According to Dictionary.com, habits are an “acquired behavior pattern regularly followed until it has become almost involuntary.” As a result, habits are actions that you repeatedly do until you almost consciously don’t know that you are doing them.
This quality can apply to both positive and negative actions; as a result, this means that you can form both good and bad habits. The only real difference between good and bad habits is that good habits involve good behaviors or actions you want to repeat, while bad habits involve bad behaviors or actions you want to avoid doing.
For good habits to take hold, you need to continue to do the positive action or behavior you want to do repeatedly. For instance, if you want to exercise early in the morning before you really start your day, then you need to take the necessary actions that will enable you to do this.
For example, you need to head to bed earlier to ensure you have time in the morning to work out. You also need to ensure you can fall asleep right away; this means that you can’t be getting anxious overwork or your family, and you certainly can’t be doing any strenuous activities right before you head to bed.
Taking such steps repeatedly will allow you to form the good habit of getting up early and working out before you start your day’s activities.
Bad habits are habits that you really want to break and not allow to take hold. In order to do that, you need to ensure that the actions that lead to those bad habits don’t happen. Referring to the earlier example, the equivalent bad habit would be not working out in the morning since that is really the only time you can make in your day to work out (and, therefore, won’t work out otherwise).

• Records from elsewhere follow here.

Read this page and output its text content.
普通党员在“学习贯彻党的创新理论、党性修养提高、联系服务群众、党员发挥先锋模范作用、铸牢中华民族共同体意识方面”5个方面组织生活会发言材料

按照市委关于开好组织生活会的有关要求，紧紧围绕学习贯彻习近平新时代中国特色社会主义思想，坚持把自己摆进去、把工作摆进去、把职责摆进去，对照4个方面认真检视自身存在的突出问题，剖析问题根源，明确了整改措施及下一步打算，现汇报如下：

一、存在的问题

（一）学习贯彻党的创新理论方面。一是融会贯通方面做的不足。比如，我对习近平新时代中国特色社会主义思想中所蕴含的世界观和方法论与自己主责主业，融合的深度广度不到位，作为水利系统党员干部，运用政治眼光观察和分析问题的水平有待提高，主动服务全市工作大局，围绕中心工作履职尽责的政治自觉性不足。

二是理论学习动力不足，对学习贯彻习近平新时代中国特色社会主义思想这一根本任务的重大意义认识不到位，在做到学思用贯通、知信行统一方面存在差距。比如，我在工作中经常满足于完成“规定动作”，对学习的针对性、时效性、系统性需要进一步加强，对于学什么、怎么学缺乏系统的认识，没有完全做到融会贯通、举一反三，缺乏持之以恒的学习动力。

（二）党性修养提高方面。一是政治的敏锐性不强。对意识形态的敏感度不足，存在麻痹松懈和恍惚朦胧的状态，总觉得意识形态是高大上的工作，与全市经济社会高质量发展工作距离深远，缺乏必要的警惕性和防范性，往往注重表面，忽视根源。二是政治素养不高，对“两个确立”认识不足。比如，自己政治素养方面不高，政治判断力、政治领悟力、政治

If you continue to go to bed late and/or you do activities right before bed that causes you to toss and turn and not get a good night’s sleep, chances are high that you will not want to wake up early and will not want to work out in the morning. Therefore, the actions of going to bed late and/or doing strenuous activities right before bed will lead to the bad habit of not working out in the morning.
Therefore, good and bad habits can be formed by taking the steps needed to repeatedly conduct the good or bad behavior over time. We want to repeat the good habits while stopping the bad ones; the key is recognizing what actions are needed to form the habits, then either repeating or stopping those actions to form the good or bad habit, respectively.